- With new surprise billing regulations in place, providers should ensure they have efficient processes for gauging whether a patient is in-network.
- For some providers, the task may prove to be more trouble than it’s worth in terms of opportunities to balance-bill patients.
- The new regulations make communication between providers and insurers even more important.
Heading into the Jan. 1 implementation date for new surprise billing regulations, a few issues emerged as pain points for providers trying to adjust to the new rules.
An obvious concern involved the requirement to provide good-faith price estimates to uninsured and self-pay patients ahead of scheduled services, but other challenges loomed as well.
“Part of the administrative burden that patients had been taking on is now going to fall on providers,” said Kathryn Beard, regulatory compliance manager with R1 RCM.
Emphasis on tracking network status
The regulations protect patients from owing out-of-network payment amounts for emergency services and for care received from out-of-network clinicians who operate at in-network facilities. Patients can be balance-billed for post-stabilization services and in most nonemergency scenarios, but only if they have given formal consent before receiving care.
That creates a greater impetus to identify a patient’s network status in advance of services.
“There’s just a while lot to unpack around billing for out-of-network scenarios and notice-and-consent,” said Heather Kawamoto, vice president of product strategy with Waystar.
Identifying out-of-network care episodes may seem simple on the surface, but Kawamoto is reminding clients that payers generally don’t pass along information on network status during eligibility inquiries. Instead, providers should go into their payer master files and highlight payer-plan combinations that are out of network.
Providers also can apply the denial codes that are issued when payers process patients as being out of network.

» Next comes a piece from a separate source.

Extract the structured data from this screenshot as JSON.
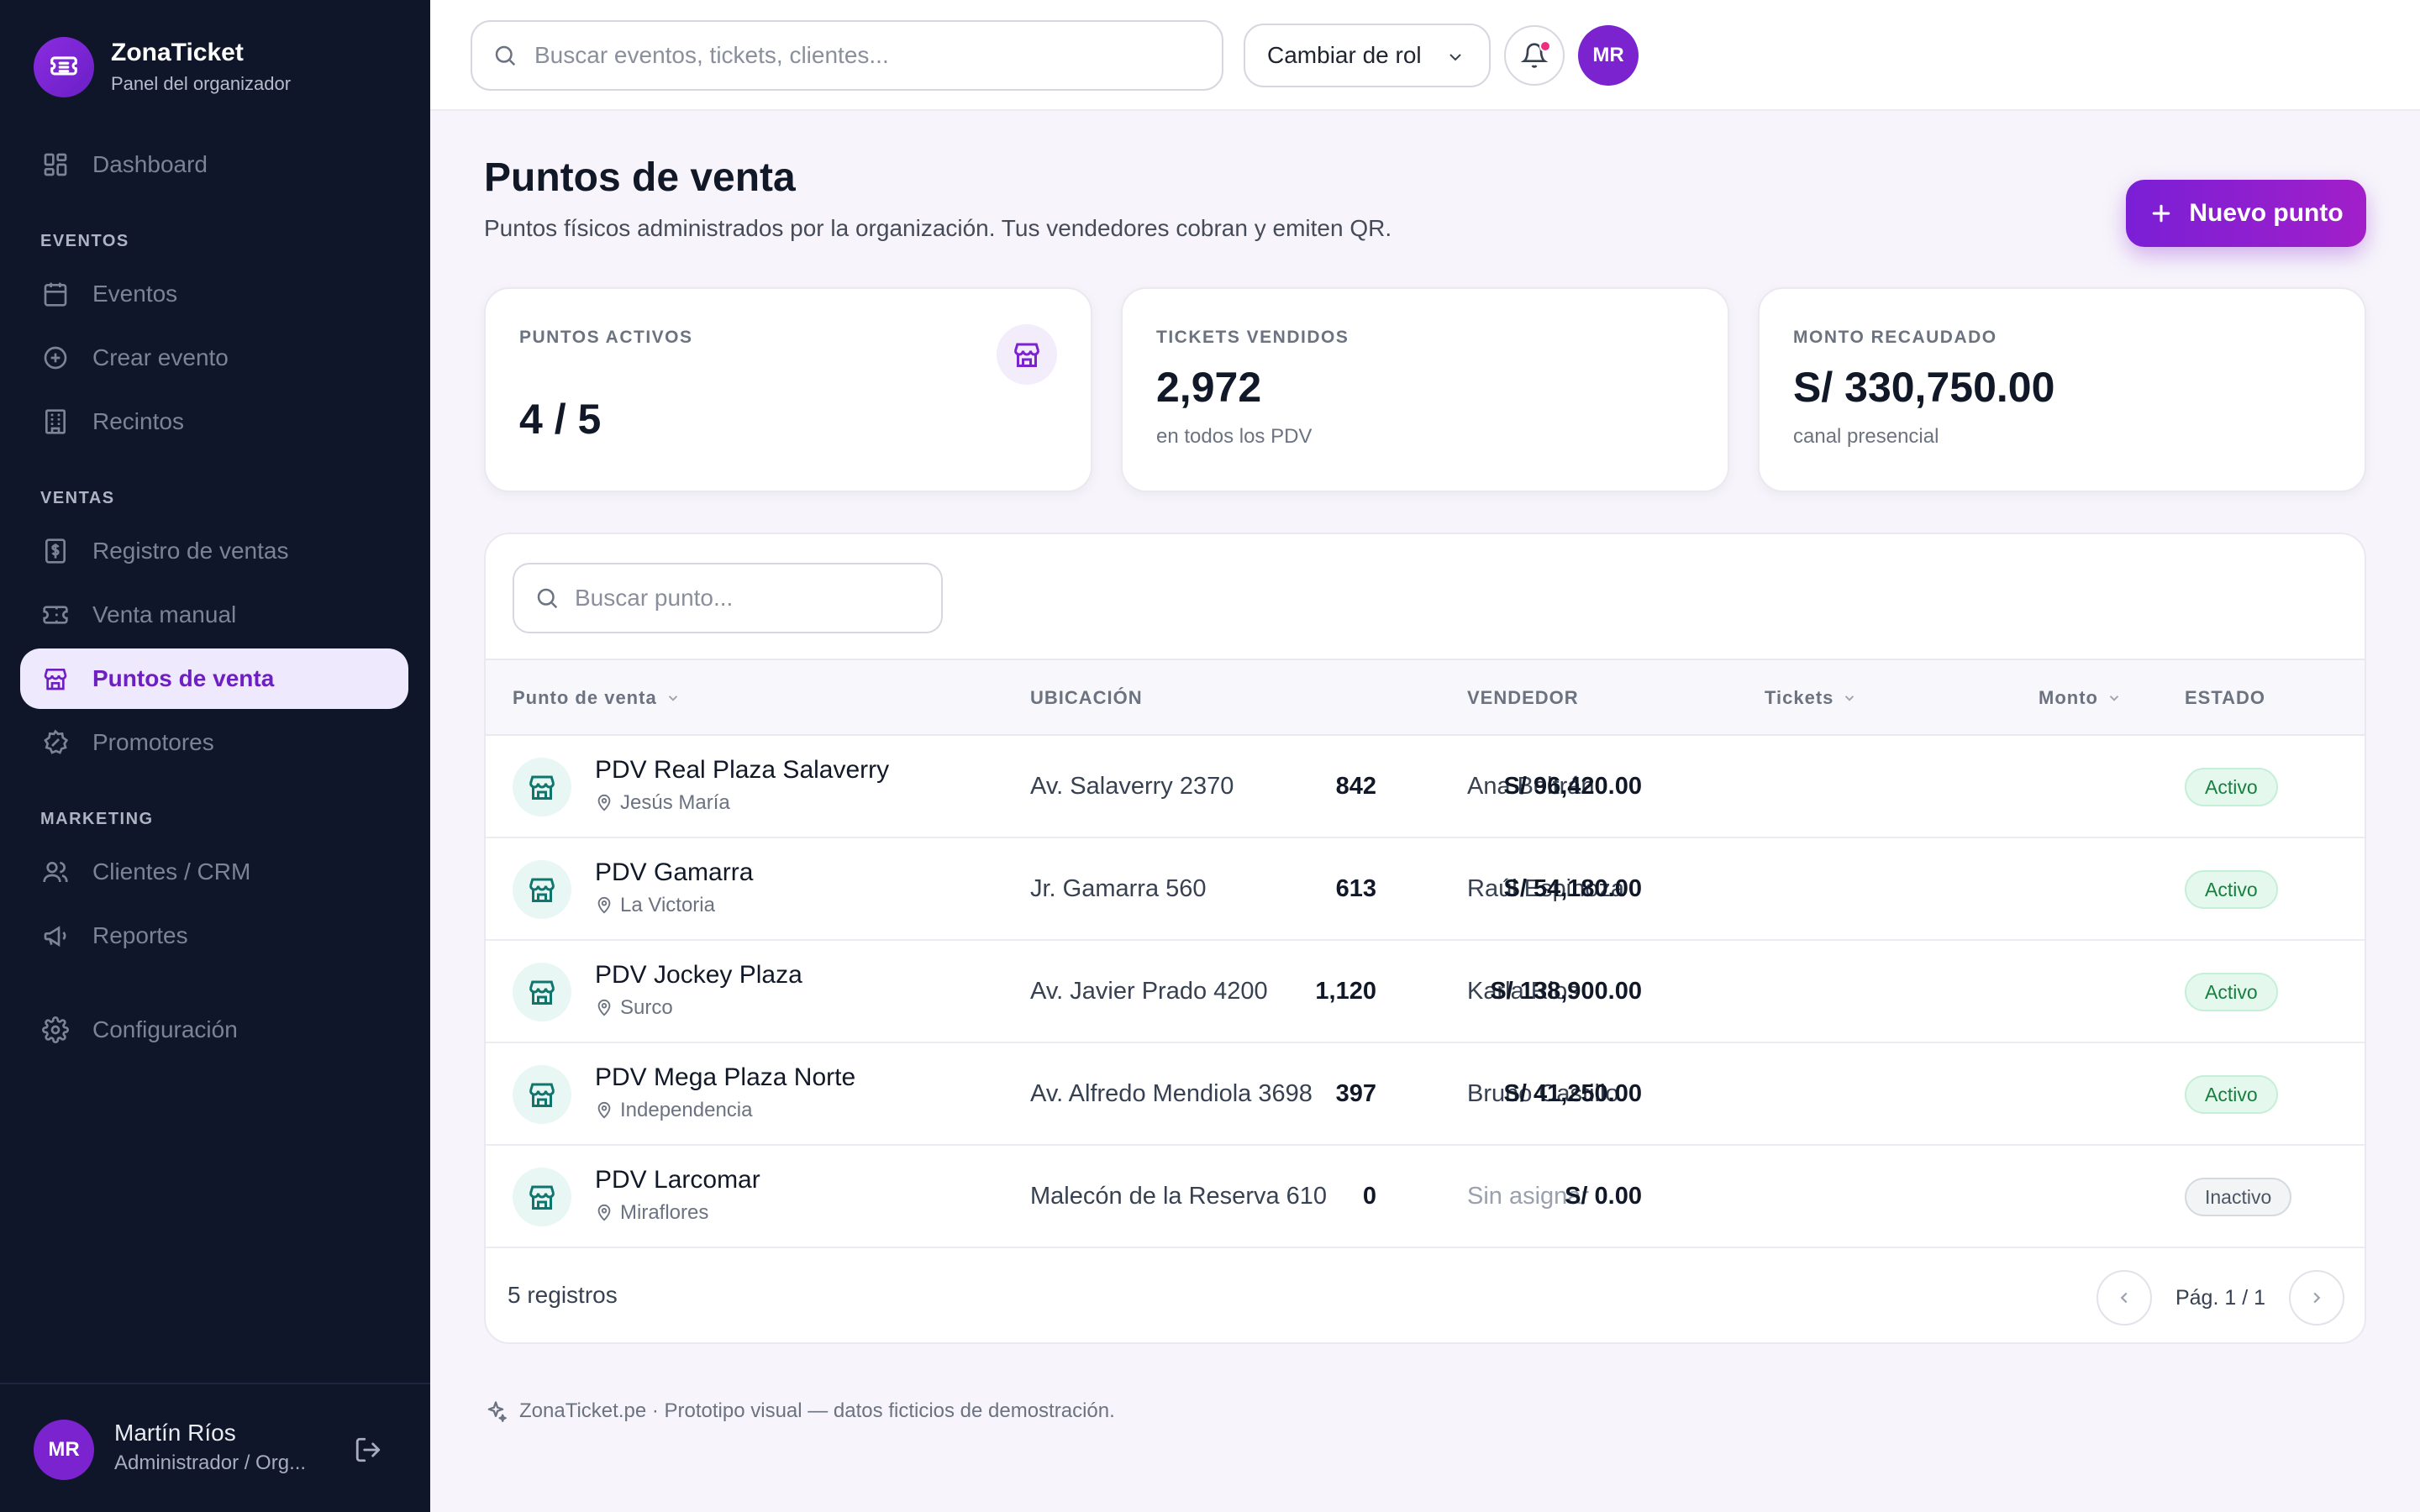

Said Kawamoto, “That can be a secondary check to say, ‘Where we’re seeing these out-of-network denials, are we then making sure that those are flagged on the front end so that when we register that patient, we see that they’re out of network and we can issue the necessary consents?’”
Not necessarily worth the effort
The administrative tasks may be onerous enough that some providers decide not to bother seeking consent to balance-bill patients, Beard said.
“A lot of facilities and emergency departments are deciding that the burdens associated with [billing for out-of-network services] are so significant that it might not be worth trying to do that just to balance-bill a patient who may not be willing or able to pay that balance anyway,” she said. “You've got to make those decisions — what makes sense for your organization?”
The regulations put more emphasis on communication between providers and insurers — even without considering the requirement to offer price estimates as part of an advance explanation of benefits for insured patients. Enforcement of that part has been tabled to give providers and insurers a better chance to set up the required technical infrastructure.
Even for other aspects of the regulations, providers should look to optimize their payer communications channels. For example, one clause limits patient cost-sharing for out-of-network care to a qualifying payment amount, defined as the insurer’s median contracted rate for a given service in a designated geographic market.
“Having to rely on the insurer to tell you what you're allowed to bill a patient, and then making sure that you don't bill in excess of that, can be a real challenge,” Beard said.
Potential for operational snags
The regulations require providers to incorporate an array of new and updated processes. The task would be daunting anytime and is made even more so by the continuing onslaught of the COVID-19 pandemic.
In December, Kawamoto said she was meeting with many clients on a daily basis — in some cases, more than once per day.
“There’s so much angst around it,” she said. “The good news is that they are engaging the right individuals from their organization. That’s one thing I strongly encourage folks to do — pull in their compliance department, pull in their managed care groups, just so that they’re really understanding what the potential impacts are around this.”
One key step is to conduct risk analyses around different aspects of the regulations, Beard said.
For example, departments with a high volume of scheduled services and self-pay patients should concentrate on being able to provide good-faith estimates. Emergency departments will be more focused on efficiently determining which patients are out of network, while departments with affiliated providers will need to know whether there are any insurance plans in which only the hospital participates.